- Contributed by
- People in story:
- Capt John and his son Hendry Summers
- Location of story:
- DD Landing
- Article ID:
- Contributed on:
- 24 January 2004
My grandfather, Captain John Summers, was the master of the MV Dawlish, a coastal vessel requisitioned for use in the landings. In 1944, he was 70, and my grandmother insisted that one of his sons (all merchant seamen) sail with him. My dad, Hendry Summers, volunteered.
They sailed from the south coast (Littlehampton, we believe) and arrived on the beaches on D-Day+2 (8 June). Grandad was told by the beach master to unload his cargo ‘as close in as possible’ and joked that it would be preferable to have it ‘a few fields back’.

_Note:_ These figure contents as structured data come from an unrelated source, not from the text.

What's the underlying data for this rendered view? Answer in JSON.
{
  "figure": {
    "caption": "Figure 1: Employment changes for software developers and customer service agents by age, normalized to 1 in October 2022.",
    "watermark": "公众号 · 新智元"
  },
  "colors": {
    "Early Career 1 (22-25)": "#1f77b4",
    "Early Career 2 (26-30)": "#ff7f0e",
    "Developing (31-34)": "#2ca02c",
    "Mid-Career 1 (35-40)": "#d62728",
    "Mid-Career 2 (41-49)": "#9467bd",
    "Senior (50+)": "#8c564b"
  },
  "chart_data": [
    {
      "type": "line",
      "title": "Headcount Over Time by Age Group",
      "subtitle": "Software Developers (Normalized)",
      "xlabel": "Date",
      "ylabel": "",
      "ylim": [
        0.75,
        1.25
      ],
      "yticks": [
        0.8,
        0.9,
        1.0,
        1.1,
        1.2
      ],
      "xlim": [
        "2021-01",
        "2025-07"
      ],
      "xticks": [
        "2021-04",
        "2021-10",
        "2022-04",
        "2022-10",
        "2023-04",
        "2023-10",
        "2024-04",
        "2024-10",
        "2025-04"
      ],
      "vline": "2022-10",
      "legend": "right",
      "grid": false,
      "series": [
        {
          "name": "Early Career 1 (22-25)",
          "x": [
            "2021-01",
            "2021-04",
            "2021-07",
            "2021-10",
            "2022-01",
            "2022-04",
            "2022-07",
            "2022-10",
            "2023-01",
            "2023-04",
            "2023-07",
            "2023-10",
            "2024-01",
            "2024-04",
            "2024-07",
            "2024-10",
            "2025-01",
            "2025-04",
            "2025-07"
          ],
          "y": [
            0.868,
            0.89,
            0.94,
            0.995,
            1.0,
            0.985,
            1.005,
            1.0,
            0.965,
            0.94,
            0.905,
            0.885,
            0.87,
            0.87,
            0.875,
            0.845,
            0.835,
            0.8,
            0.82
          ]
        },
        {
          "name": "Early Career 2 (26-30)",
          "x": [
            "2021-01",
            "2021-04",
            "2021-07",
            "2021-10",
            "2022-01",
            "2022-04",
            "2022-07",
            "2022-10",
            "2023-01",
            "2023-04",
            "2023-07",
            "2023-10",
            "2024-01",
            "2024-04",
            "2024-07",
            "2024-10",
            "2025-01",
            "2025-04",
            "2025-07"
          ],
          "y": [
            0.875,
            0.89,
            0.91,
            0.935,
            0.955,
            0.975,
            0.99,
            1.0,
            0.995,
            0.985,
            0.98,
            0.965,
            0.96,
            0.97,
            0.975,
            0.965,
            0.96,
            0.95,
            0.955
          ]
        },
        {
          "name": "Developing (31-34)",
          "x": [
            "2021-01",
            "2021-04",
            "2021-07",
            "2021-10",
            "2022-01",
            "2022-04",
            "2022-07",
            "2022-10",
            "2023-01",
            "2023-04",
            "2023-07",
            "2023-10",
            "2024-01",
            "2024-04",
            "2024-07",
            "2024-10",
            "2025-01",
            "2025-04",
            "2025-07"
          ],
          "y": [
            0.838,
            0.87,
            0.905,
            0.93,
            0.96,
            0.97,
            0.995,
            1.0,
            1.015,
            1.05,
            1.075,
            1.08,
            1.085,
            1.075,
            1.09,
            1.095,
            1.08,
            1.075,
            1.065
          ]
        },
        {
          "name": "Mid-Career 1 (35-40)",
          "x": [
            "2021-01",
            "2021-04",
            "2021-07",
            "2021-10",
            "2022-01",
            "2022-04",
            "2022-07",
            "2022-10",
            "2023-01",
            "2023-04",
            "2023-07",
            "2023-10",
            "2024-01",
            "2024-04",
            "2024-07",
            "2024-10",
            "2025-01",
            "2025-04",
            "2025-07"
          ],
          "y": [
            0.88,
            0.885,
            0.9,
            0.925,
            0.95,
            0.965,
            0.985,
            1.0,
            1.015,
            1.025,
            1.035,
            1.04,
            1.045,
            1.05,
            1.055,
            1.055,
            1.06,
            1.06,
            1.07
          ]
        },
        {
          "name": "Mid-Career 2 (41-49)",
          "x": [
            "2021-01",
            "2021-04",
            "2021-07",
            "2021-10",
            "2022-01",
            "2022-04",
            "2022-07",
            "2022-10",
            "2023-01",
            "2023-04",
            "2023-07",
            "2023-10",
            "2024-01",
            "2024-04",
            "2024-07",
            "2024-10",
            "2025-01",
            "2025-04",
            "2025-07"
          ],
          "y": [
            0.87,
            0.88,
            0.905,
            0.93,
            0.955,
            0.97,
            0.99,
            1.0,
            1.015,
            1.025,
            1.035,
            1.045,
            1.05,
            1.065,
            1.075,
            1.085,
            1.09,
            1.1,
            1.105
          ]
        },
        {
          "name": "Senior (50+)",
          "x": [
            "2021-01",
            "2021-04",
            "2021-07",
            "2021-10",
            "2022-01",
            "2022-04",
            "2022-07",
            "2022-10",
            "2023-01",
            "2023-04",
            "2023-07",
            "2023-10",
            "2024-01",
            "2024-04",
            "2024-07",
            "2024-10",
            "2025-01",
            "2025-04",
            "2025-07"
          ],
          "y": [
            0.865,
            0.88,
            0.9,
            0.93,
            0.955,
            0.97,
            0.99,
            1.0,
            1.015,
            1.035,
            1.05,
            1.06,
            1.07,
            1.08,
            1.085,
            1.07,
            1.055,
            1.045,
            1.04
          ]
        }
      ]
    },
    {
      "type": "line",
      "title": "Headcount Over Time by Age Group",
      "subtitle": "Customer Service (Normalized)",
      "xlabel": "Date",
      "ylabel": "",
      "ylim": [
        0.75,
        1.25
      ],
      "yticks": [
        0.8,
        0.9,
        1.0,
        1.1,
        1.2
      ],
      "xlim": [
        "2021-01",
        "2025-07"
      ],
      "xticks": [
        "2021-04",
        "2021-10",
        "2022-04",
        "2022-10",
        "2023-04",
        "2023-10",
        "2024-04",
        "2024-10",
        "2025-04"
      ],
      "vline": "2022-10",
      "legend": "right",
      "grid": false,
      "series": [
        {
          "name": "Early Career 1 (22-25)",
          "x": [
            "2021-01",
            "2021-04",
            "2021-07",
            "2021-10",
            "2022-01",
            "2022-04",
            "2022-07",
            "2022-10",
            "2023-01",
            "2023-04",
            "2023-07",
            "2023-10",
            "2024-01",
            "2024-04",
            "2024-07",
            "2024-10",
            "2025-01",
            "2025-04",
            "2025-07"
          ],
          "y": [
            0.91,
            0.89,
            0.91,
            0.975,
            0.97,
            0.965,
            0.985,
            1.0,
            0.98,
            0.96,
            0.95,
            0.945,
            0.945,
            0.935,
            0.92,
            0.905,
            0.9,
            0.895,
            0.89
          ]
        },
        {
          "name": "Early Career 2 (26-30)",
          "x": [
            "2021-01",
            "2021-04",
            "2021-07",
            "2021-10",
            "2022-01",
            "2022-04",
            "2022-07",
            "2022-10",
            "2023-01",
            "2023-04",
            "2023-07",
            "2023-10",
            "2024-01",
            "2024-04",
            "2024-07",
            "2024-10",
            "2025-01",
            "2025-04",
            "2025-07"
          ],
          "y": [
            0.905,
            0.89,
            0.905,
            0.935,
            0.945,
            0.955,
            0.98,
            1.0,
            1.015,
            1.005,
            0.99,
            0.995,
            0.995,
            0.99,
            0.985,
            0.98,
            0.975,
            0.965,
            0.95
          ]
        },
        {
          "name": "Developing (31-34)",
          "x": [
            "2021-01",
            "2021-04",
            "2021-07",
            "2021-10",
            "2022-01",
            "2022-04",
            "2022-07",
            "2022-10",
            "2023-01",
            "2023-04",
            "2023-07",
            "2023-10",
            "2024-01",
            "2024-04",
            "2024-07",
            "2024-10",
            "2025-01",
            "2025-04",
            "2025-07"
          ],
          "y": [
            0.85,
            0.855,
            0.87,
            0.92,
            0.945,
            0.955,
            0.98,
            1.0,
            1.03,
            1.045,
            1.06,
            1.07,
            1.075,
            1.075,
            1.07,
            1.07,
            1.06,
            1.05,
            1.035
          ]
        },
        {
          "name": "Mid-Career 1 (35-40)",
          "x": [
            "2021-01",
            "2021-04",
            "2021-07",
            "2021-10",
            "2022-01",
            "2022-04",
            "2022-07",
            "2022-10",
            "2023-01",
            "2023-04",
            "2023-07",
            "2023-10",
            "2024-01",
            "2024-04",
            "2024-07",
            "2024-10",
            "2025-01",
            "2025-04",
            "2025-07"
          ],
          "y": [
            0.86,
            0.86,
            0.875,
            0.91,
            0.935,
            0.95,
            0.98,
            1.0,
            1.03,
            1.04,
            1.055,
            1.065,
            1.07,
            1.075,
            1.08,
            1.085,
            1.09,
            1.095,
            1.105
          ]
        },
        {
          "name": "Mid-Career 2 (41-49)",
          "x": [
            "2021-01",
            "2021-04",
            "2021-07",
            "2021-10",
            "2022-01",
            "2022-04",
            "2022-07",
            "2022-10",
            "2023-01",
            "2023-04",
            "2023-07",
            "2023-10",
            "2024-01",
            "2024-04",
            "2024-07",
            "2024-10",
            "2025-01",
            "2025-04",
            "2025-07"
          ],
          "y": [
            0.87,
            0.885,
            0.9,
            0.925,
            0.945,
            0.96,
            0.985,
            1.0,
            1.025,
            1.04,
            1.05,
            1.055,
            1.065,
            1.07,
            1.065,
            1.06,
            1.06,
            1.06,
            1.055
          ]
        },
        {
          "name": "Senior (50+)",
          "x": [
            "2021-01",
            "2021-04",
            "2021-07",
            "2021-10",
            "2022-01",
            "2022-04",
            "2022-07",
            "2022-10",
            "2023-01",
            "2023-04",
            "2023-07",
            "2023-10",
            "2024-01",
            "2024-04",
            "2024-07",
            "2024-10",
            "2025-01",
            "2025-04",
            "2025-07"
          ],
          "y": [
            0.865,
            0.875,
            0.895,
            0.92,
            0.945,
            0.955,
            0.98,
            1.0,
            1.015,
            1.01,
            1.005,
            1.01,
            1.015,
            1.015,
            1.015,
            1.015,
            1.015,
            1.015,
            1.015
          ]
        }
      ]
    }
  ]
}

Dad was ship’s cook. He told many tales of exchanging food, mainly with Americans, and bartering other supplies.
We understand that they made several passages between England and France. At some point they were asked to negotiate the Caen Canal. This was a difficult task as a boat had been sunk close to its entrance.
However, Grandad, we were told, undertook a fantastic piece of seamanship. Using winches, he manoeuvred the Dawlish around the obstruction. They were the first vessel to sail up the canal.
Grandad was subsequently interviewed by the BBC, when it was claimed that, at the age of 70, he was the oldest man in the invasion.
Ran into a storm
On their final run home, they hit a huge storm on the Channel Islands’ side of the Cherbourg peninsula. The storm lasted hours, and as a result they were going full steam ahead but only maintaining their position.
Grandad said the boat was old and was ‘popping rivets’. It was not strong enough to see out the storm. He made a decision therefore to cross the unswept Channel.
Dad was on watch, and all doors were put on catch. All the men were given a life jacket, and they turned the ship for home. Unbeknown to them at the time, they were followed by two other ships.
We believe they sailed into Plymouth, where Grandad was reported to the authorities for crossing an unswept mine field. He was threatened with a Board of Enquiry. However, he declared that, at 70, he never intended to go back to sea, so they could do as they wished.
Eventually, though, all charges were dropped. The captains of the two, following vessels explained that Grandad had ‘saved their lives and those of their crews by guiding them through a minefield’.